La sortie du Trésor sur le marché financier international pourrait finalement s’opérer début 2014. Les conditions de marché jugées tendues actuellement repousseraient l’échéance. La fragilité de la croissance dans la zone euro, le ralentissement ou non des rachats d’actifs par la Réserve fédérale américaine ou encore les incertitudes dans la région Mena maintiennent les marchés sous pression. Après deux emprunts sur le marché dollar, le Trésor devrait revenir sur le marché euro pour cette levée. L’opération sera précédée d’un road show auprès d’investisseurs étrangers. Elle sera menée sous la conduite des banques d’affaires BNP Paribas, Natixis et Commerzbank. Les deux premières avaient déjà conseillé le Trésor lors de ces dernières sorties.

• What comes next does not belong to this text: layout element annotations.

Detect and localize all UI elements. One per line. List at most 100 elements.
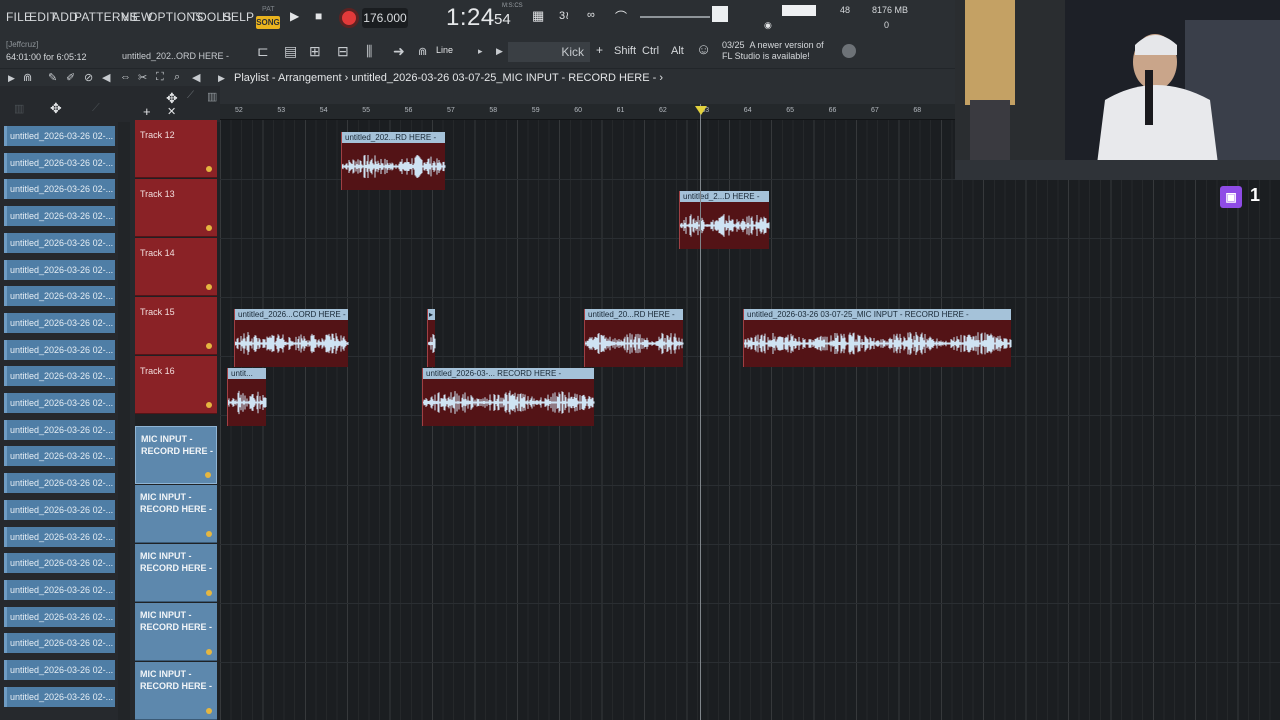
add-channel-icon[interactable]: + <box>596 43 603 57</box>
update-message[interactable]: 03/25 A newer version of FL Studio is av… <box>722 40 824 62</box>
tempo-display[interactable]: 176.000 <box>362 8 408 28</box>
audio-clip[interactable]: untitled_202...RD HERE - <box>341 132 446 190</box>
typing-keyboard-icon[interactable]: ▦ <box>532 8 544 24</box>
view-mixer-icon[interactable]: ⫼ <box>366 43 372 60</box>
step-edit-icon[interactable]: 3≀ <box>559 9 569 22</box>
track-enable-dot[interactable] <box>206 590 212 596</box>
song-mode-button[interactable]: SONG <box>256 16 280 29</box>
track-view-icon[interactable]: ▥ <box>207 90 217 103</box>
browser-pattern-item[interactable]: untitled_2026-03-26 02-... <box>4 232 115 253</box>
browser-pattern-item[interactable]: untitled_2026-03-26 02-... <box>4 419 115 440</box>
browser-pattern-item[interactable]: untitled_2026-03-26 02-... <box>4 126 115 146</box>
view-playlist-icon[interactable]: ⊏ <box>257 43 269 60</box>
record-button[interactable] <box>339 8 359 28</box>
mic-input-track[interactable]: MIC INPUT - RECORD HERE - <box>135 485 217 543</box>
track-enable-dot[interactable] <box>206 708 212 714</box>
add-track-icon[interactable]: + <box>143 104 151 119</box>
loop-record-icon[interactable]: ∞ <box>587 9 595 21</box>
browser-pattern-item[interactable]: untitled_2026-03-26 02-... <box>4 660 115 680</box>
channel-select[interactable]: Kick <box>508 42 590 62</box>
browser-view-icon[interactable]: ▥ <box>14 102 24 115</box>
track-enable-dot[interactable] <box>205 472 211 478</box>
browser-pattern-item[interactable]: untitled_2026-03-26 02-... <box>4 179 115 200</box>
browser-pattern-item[interactable]: untitled_2026-03-26 02-... <box>4 633 115 654</box>
audio-clip[interactable]: untitled_2026...CORD HERE - <box>234 309 349 367</box>
draw-tool-icon[interactable]: ✎ <box>48 71 57 84</box>
browser-pattern-item[interactable]: untitled_2026-03-26 02-... <box>4 206 115 227</box>
ctrl-key-button[interactable]: Ctrl <box>642 45 659 57</box>
stop-icon[interactable]: ■ <box>315 9 322 23</box>
magnet-icon[interactable]: ⋒ <box>418 45 427 58</box>
track-enable-dot[interactable] <box>206 402 212 408</box>
mic-input-track[interactable]: MIC INPUT - RECORD HERE - <box>135 603 217 661</box>
browser-pattern-item[interactable]: untitled_2026-03-26 02-... <box>4 606 115 627</box>
menu-help[interactable]: HELP <box>222 10 254 24</box>
track-enable-dot[interactable] <box>206 531 212 537</box>
audio-clip[interactable]: untitled_2026-03-26 03-07-25_MIC INPUT -… <box>743 309 1012 367</box>
magnet-icon[interactable]: ⋒ <box>23 71 32 84</box>
master-pitch-icon[interactable] <box>712 6 728 22</box>
browser-pattern-item[interactable]: untitled_2026-03-26 02-... <box>4 286 115 307</box>
close-icon[interactable]: ✕ <box>167 105 176 118</box>
browser-pattern-item[interactable]: untitled_2026-03-26 02-... <box>4 553 115 574</box>
browser-pattern-item[interactable]: untitled_2026-03-26 02-... <box>4 499 115 520</box>
browser-pattern-item[interactable]: untitled_2026-03-26 02-... <box>4 526 115 547</box>
current-pattern[interactable]: untitled_2026-03-26 03-07-25_MIC INPUT -… <box>351 72 656 84</box>
view-channel-rack-icon[interactable]: ▤ <box>284 43 297 60</box>
view-browser-icon[interactable]: ⊟ <box>337 43 349 60</box>
playhead-marker-icon[interactable] <box>695 106 707 115</box>
move-icon[interactable]: ✥ <box>50 100 62 117</box>
paint-tool-icon[interactable]: ✐ <box>66 71 75 84</box>
audio-clip[interactable]: untitled_2026-03-... RECORD HERE - <box>422 368 595 426</box>
track-enable-dot[interactable] <box>206 284 212 290</box>
snap-select[interactable]: Line <box>436 45 453 55</box>
browser-pattern-item[interactable]: untitled_2026-03-26 02-... <box>4 393 115 413</box>
audio-clip[interactable]: untitled_2...D HERE - <box>679 191 770 249</box>
news-icon[interactable]: ☺ <box>696 41 711 58</box>
slip-tool-icon[interactable]: ⇔ <box>120 71 131 83</box>
browser-pattern-item[interactable]: untitled_2026-03-26 02-... <box>4 339 115 360</box>
metronome-icon[interactable]: ⌒ <box>615 8 627 25</box>
browser-pattern-item[interactable]: untitled_2026-03-26 02-... <box>4 579 115 600</box>
timeline-overview[interactable] <box>220 86 955 104</box>
browser-pattern-item[interactable]: untitled_2026-03-26 02-... <box>4 312 115 333</box>
playlist-menu-icon[interactable]: ▶ <box>8 73 15 84</box>
view-piano-roll-icon[interactable]: ⊞ <box>309 43 321 60</box>
fl-studio-logo-icon[interactable] <box>842 44 856 58</box>
mic-input-track-selected[interactable]: MIC INPUT - RECORD HERE - <box>135 426 217 484</box>
browser-pattern-item[interactable]: untitled_2026-03-26 02-... <box>4 259 115 280</box>
track-15[interactable]: Track 15 <box>135 297 217 355</box>
mic-input-track[interactable]: MIC INPUT - RECORD HERE - <box>135 662 217 720</box>
track-13[interactable]: Track 13 <box>135 179 217 237</box>
track-enable-dot[interactable] <box>206 166 212 172</box>
pat-mode-label[interactable]: PAT <box>262 6 275 13</box>
link-icon[interactable]: ⟋ <box>92 102 100 115</box>
playback-tool-icon[interactable]: ◀ <box>192 71 200 84</box>
browser-pattern-item[interactable]: untitled_2026-03-26 02-... <box>4 473 115 494</box>
mic-input-track[interactable]: MIC INPUT - RECORD HERE - <box>135 544 217 602</box>
zoom-tool-icon[interactable]: ⌕ <box>174 71 180 84</box>
arrow-right-icon[interactable]: ➜ <box>393 43 405 60</box>
track-enable-dot[interactable] <box>206 225 212 231</box>
shift-key-button[interactable]: Shift <box>614 45 636 57</box>
browser-pattern-item[interactable]: untitled_2026-03-26 02-... <box>4 686 115 707</box>
track-enable-dot[interactable] <box>206 343 212 349</box>
browser-scrollbar[interactable] <box>118 122 130 720</box>
delete-tool-icon[interactable]: ⊘ <box>84 71 93 84</box>
slice-tool-icon[interactable]: ✂ <box>138 71 147 84</box>
audio-clip[interactable]: untitled_20...RD HERE - <box>584 309 684 367</box>
playlist-play-icon[interactable]: ▶ <box>218 73 225 84</box>
bar-ruler[interactable]: 52 53 54 55 56 57 58 59 60 61 62 63 64 65 66 67 68 <box>220 104 955 120</box>
snap-dropdown-icon[interactable]: ▸ <box>478 46 483 57</box>
play-icon[interactable]: ▶ <box>290 9 299 23</box>
browser-pattern-item[interactable]: untitled_2026-03-26 02-... <box>4 152 115 173</box>
master-volume-slider[interactable] <box>640 16 710 18</box>
browser-pattern-item[interactable]: untitled_2026-03-26 02-... <box>4 366 115 387</box>
track-14[interactable]: Track 14 <box>135 238 217 296</box>
browser-pattern-item[interactable]: untitled_2026-03-26 02-... <box>4 446 115 467</box>
select-tool-icon[interactable]: ⛶ <box>156 71 164 84</box>
track-16[interactable]: Track 16 <box>135 356 217 414</box>
audio-clip[interactable]: ▸ <box>427 309 436 367</box>
alt-key-button[interactable]: Alt <box>671 45 684 57</box>
play-channel-icon[interactable]: ▶ <box>496 46 503 57</box>
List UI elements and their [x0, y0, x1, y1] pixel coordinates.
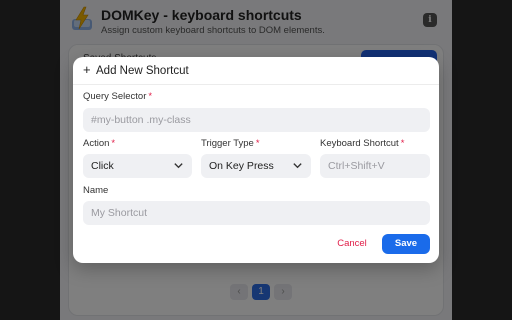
trigger-type-select[interactable]: On Key Press — [201, 154, 311, 178]
cancel-button[interactable]: Cancel — [333, 234, 371, 254]
required-marker: * — [148, 91, 153, 102]
action-select-value: Click — [91, 160, 114, 172]
modal-header: + Add New Shortcut — [73, 57, 439, 85]
save-button[interactable]: Save — [382, 234, 430, 254]
name-input[interactable]: My Shortcut — [83, 201, 430, 225]
action-select[interactable]: Click — [83, 154, 192, 178]
trigger-type-select-value: On Key Press — [209, 160, 274, 172]
add-shortcut-modal: + Add New Shortcut Query Selector * #my-b… — [73, 57, 439, 263]
required-marker: * — [400, 138, 405, 149]
plus-icon: + — [83, 62, 91, 77]
trigger-type-label: Trigger Type * — [201, 138, 260, 149]
query-selector-label: Query Selector * — [83, 91, 153, 102]
required-marker: * — [111, 138, 116, 149]
chevron-down-icon — [293, 163, 302, 169]
action-label: Action * — [83, 138, 116, 149]
required-marker: * — [255, 138, 260, 149]
chevron-down-icon — [174, 163, 183, 169]
keyboard-shortcut-label: Keyboard Shortcut * — [320, 138, 405, 149]
name-label: Name — [83, 185, 109, 196]
keyboard-shortcut-input[interactable]: Ctrl+Shift+V — [320, 154, 430, 178]
query-selector-input[interactable]: #my-button .my-class — [83, 108, 430, 132]
modal-title: Add New Shortcut — [96, 65, 189, 77]
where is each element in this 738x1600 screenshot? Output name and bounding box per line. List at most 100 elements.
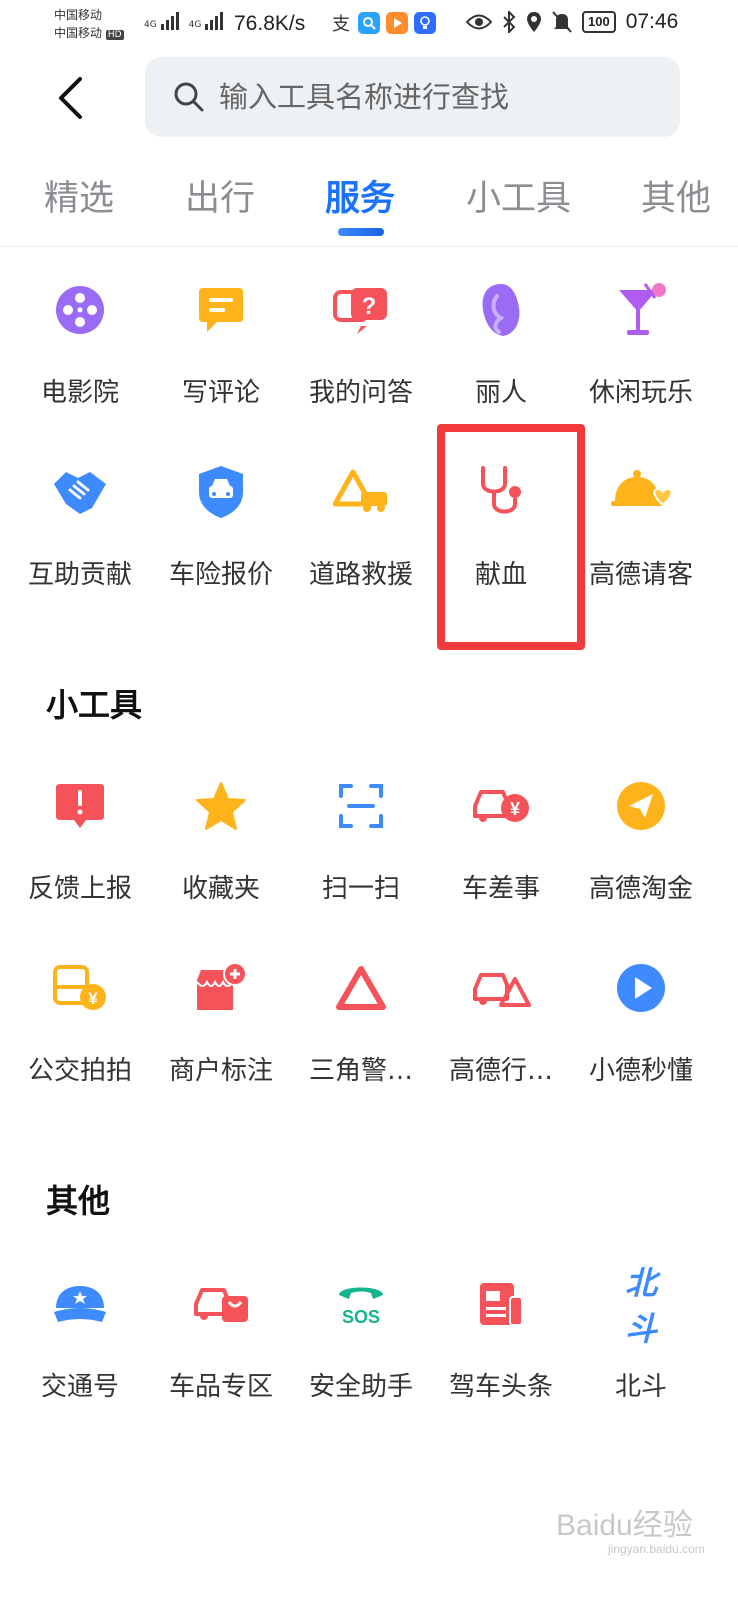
- signal-bars-2-icon: 4G: [189, 12, 224, 30]
- grid-item-label: 小德秒懂: [588, 1056, 693, 1086]
- tabs-divider: [0, 246, 738, 247]
- bulb-app-icon: [414, 12, 436, 34]
- road-rescue-icon: [331, 462, 391, 522]
- shop-add-icon: [191, 958, 251, 1018]
- search-bar[interactable]: [145, 57, 680, 137]
- hd-badge: HD: [105, 30, 124, 40]
- grid-item-traffic-account[interactable]: 交通号: [6, 1274, 154, 1434]
- grid-item-car-products[interactable]: 车品专区: [147, 1274, 295, 1434]
- tab-services[interactable]: 服务: [325, 170, 395, 221]
- paper-plane-icon: [611, 776, 671, 836]
- grid-item-beauty[interactable]: 丽人: [427, 280, 575, 440]
- beidou-logo-text: 北斗: [624, 1264, 657, 1348]
- grid-item-feedback[interactable]: 反馈上报: [6, 776, 154, 936]
- grid-item-car-errand[interactable]: ¥ 车差事: [427, 776, 575, 936]
- grid-item-label: 交通号: [40, 1372, 119, 1402]
- clock: 07:46: [625, 10, 679, 33]
- grid-item-label: 公交拍拍: [27, 1056, 132, 1086]
- film-reel-icon: [50, 280, 110, 340]
- grid-item-beidou[interactable]: 北斗 北斗: [567, 1264, 715, 1434]
- grid-item-amap-treat[interactable]: 高德请客: [567, 462, 715, 622]
- car-triangle-icon: [471, 958, 531, 1018]
- grid-item-label: 高德请客: [588, 560, 693, 590]
- system-icons: 100 07:46: [466, 10, 678, 34]
- eye-icon: [466, 14, 492, 30]
- grid-item-merchant-mark[interactable]: 商户标注: [147, 958, 295, 1118]
- location-icon: [527, 12, 541, 32]
- grid-item-road-rescue[interactable]: 道路救援: [287, 462, 435, 622]
- grid-item-label: 丽人: [474, 378, 527, 408]
- grid-item-leisure[interactable]: 休闲玩乐: [567, 280, 715, 440]
- grid-item-mutual-aid[interactable]: 互助贡献: [6, 462, 154, 622]
- chevron-left-icon: [59, 77, 82, 119]
- carrier-info: 中国移动 中国移动 HD: [54, 6, 124, 44]
- grid-item-label: 扫一扫: [321, 874, 400, 904]
- grid-item-label: 电影院: [40, 378, 119, 408]
- grid-item-label: 休闲玩乐: [588, 378, 693, 408]
- grid-item-my-qa[interactable]: ? 我的问答: [287, 280, 435, 440]
- svg-text:¥: ¥: [510, 799, 520, 819]
- grid-item-label: 我的问答: [308, 378, 413, 408]
- carrier-1: 中国移动: [54, 8, 103, 22]
- tab-travel[interactable]: 出行: [185, 170, 255, 221]
- grid-item-label: 商户标注: [168, 1056, 273, 1086]
- grid-item-label: 高德行…: [448, 1056, 553, 1086]
- grid-item-label: 三角警…: [308, 1056, 413, 1086]
- svg-text:?: ?: [362, 293, 377, 320]
- grid-item-label: 驾车头条: [448, 1372, 553, 1402]
- feedback-alert-icon: [50, 776, 110, 836]
- grid-item-label: 高德淘金: [588, 874, 693, 904]
- back-button[interactable]: [48, 68, 92, 128]
- grid-item-favorites[interactable]: 收藏夹: [147, 776, 295, 936]
- grid-item-bus-photo[interactable]: ¥ 公交拍拍: [6, 958, 154, 1118]
- signal-bars-1-icon: 4G: [144, 12, 179, 30]
- grid-item-label: 互助贡献: [27, 560, 132, 590]
- video-app-icon: [386, 12, 408, 34]
- signal-icons: 4G 4G: [144, 12, 224, 30]
- grid-item-label: 车品专区: [168, 1372, 273, 1402]
- car-shield-icon: [191, 462, 251, 522]
- grid-item-label: 写评论: [181, 378, 260, 408]
- active-tab-indicator: [338, 228, 384, 236]
- tab-featured[interactable]: 精选: [44, 170, 114, 221]
- notification-icons: 支: [330, 12, 436, 35]
- grid-item-amap-gold[interactable]: 高德淘金: [567, 776, 715, 936]
- search-input[interactable]: [217, 79, 641, 115]
- grid-item-cinema[interactable]: 电影院: [6, 280, 154, 440]
- tab-tools[interactable]: 小工具: [466, 170, 571, 221]
- qa-bubble-icon: ?: [331, 280, 391, 340]
- grid-item-amap-driving[interactable]: 高德行…: [427, 958, 575, 1118]
- scan-icon: [331, 776, 391, 836]
- network-speed: 76.8K/s: [234, 12, 306, 35]
- grid-item-label: 道路救援: [308, 560, 413, 590]
- battery-indicator: 100: [582, 11, 616, 33]
- svg-text:¥: ¥: [88, 989, 98, 1008]
- grid-item-label: 反馈上报: [27, 874, 132, 904]
- news-icon: [471, 1274, 531, 1334]
- grid-item-car-insurance[interactable]: 车险报价: [147, 462, 295, 622]
- beauty-face-icon: [471, 280, 531, 340]
- alipay-icon: 支: [332, 14, 350, 35]
- car-bag-icon: [191, 1274, 251, 1334]
- search-icon: [174, 82, 204, 112]
- status-bar: 中国移动 中国移动 HD 4G 4G 76.8K/s 支 100 07:46: [0, 0, 738, 48]
- grid-item-label: 安全助手: [308, 1372, 413, 1402]
- bus-yen-icon: ¥: [50, 958, 110, 1018]
- play-icon: [611, 958, 671, 1018]
- search-app-icon: [358, 12, 380, 34]
- tab-other[interactable]: 其他: [641, 170, 711, 221]
- svg-text:SOS: SOS: [342, 1307, 380, 1327]
- grid-item-driving-news[interactable]: 驾车头条: [427, 1274, 575, 1434]
- grid-item-warning-triangle[interactable]: 三角警…: [287, 958, 435, 1118]
- section-title-other: 其他: [46, 1182, 111, 1220]
- grid-item-safety-assistant[interactable]: SOS 安全助手: [287, 1274, 435, 1434]
- comment-icon: [191, 280, 251, 340]
- beidou-logo: 北斗: [611, 1264, 671, 1348]
- grid-item-scan[interactable]: 扫一扫: [287, 776, 435, 936]
- highlight-box: [437, 424, 585, 650]
- grid-item-write-review[interactable]: 写评论: [147, 280, 295, 440]
- warning-triangle-icon: [331, 958, 391, 1018]
- bluetooth-icon: [503, 11, 516, 33]
- grid-item-xiaode-explain[interactable]: 小德秒懂: [567, 958, 715, 1118]
- car-yen-icon: ¥: [471, 776, 531, 836]
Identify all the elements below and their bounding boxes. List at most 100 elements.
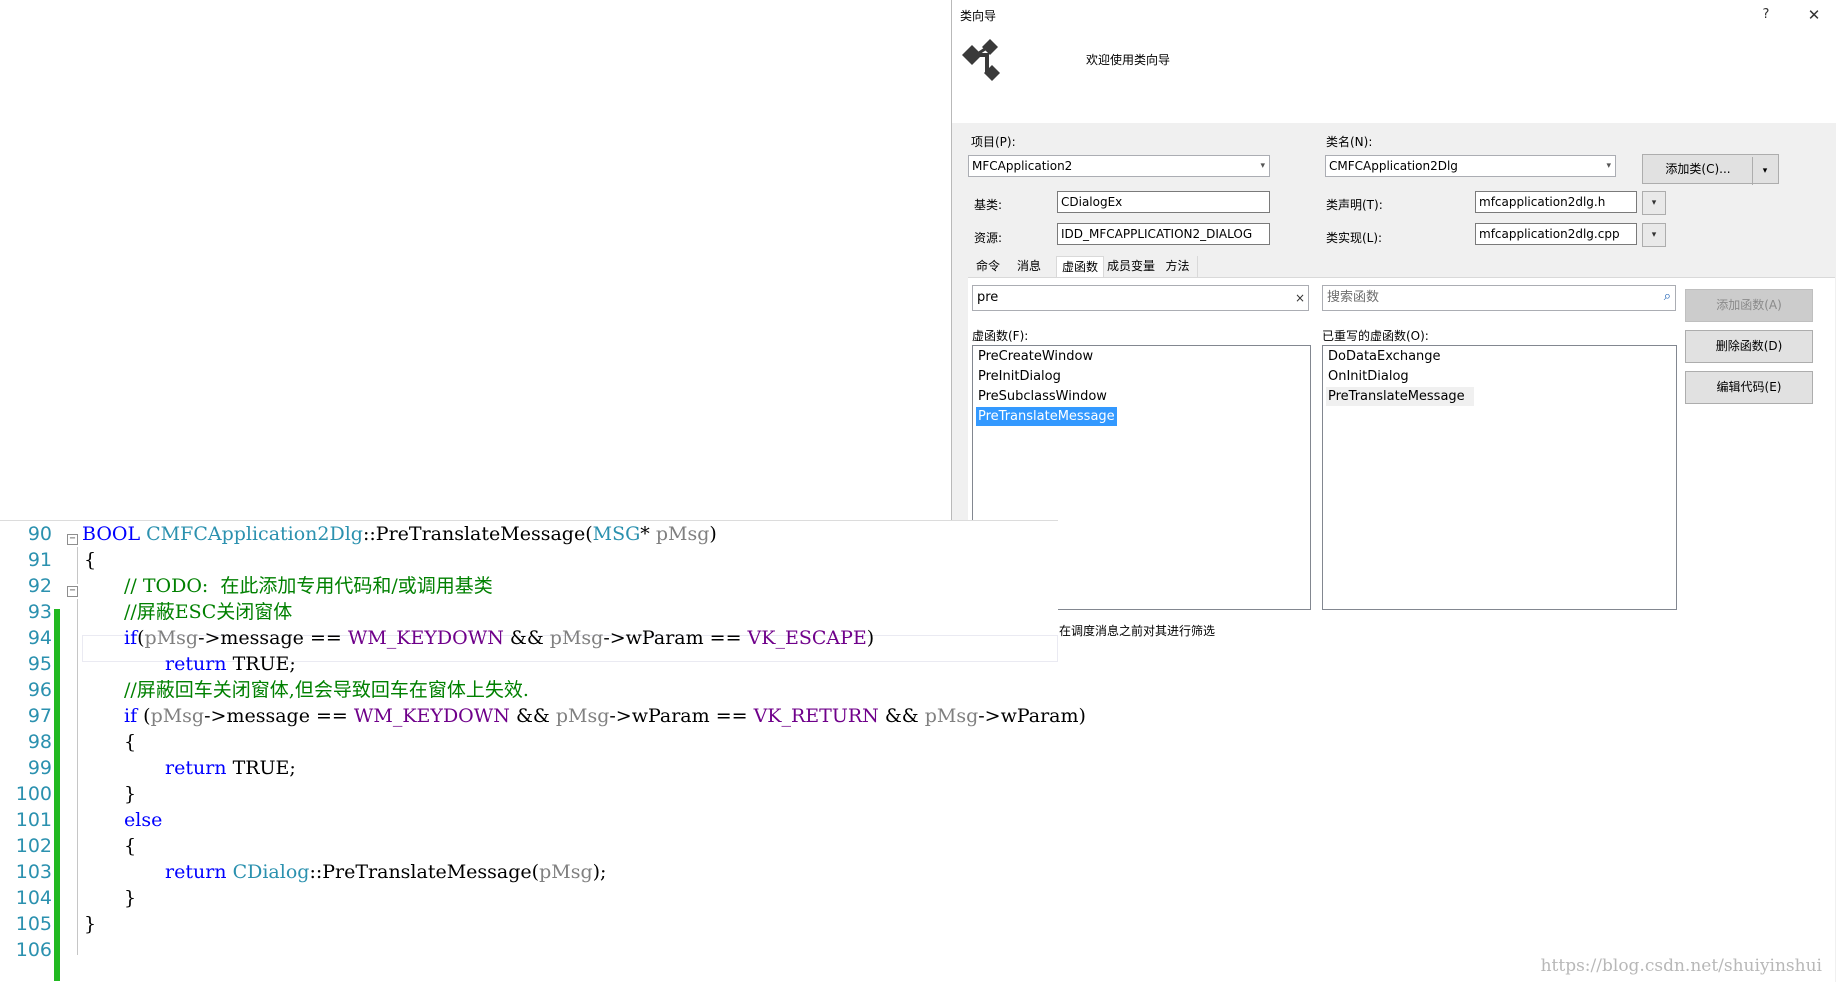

Le Trésor pourrait lever jusqu’à 1 milliard d’euros. Mais l’institution ne veut se fixer aucun plafond. La taille de l’opération sera déterminée en fonction des conditions de marché. «L’opération pourrait être perçue comme un échec si l’on n’arrive pas à mobiliser le montant annoncé», fait savoir un expert. Le contraire n’est pas à exclure. En décembre 2012, le Trésor avait relevé son intervention de 500 millions de dollars par rapport au montant initial. Il devrait retourner auprès des investisseurs étrangers avec pratiquement les mêmes arguments qui lui ont permis de bénéficier de conditions attractives lors des dernières opérations. Les agences de notations financières Standard & Poor’s et Fitch Ratings ont récemment maintenu l’«investment grade» du Maroc. La ligne de précaution de liquidité a été confirmée par le Fonds monétaire international (FMI). Le taux de croissance prévisionnel reste parmi les plus élevés de la région. En revanche, la détérioration des comptes publics et le déficit du compte courant sont des facteurs pénalisants. Cette sortie du Trésor est nécessaire non seulement pour financer le déficit budgétaire mais aussi pour réduire la tension exercée par ses fortes levées sur le marché domestique. Les taux ont pris l’ascenseur face à son appétit ce qui fait fortement jouer l’effet d’éviction. Les entreprises ont du mal à se financer compte tenu du renchérissement du coût de la ressource.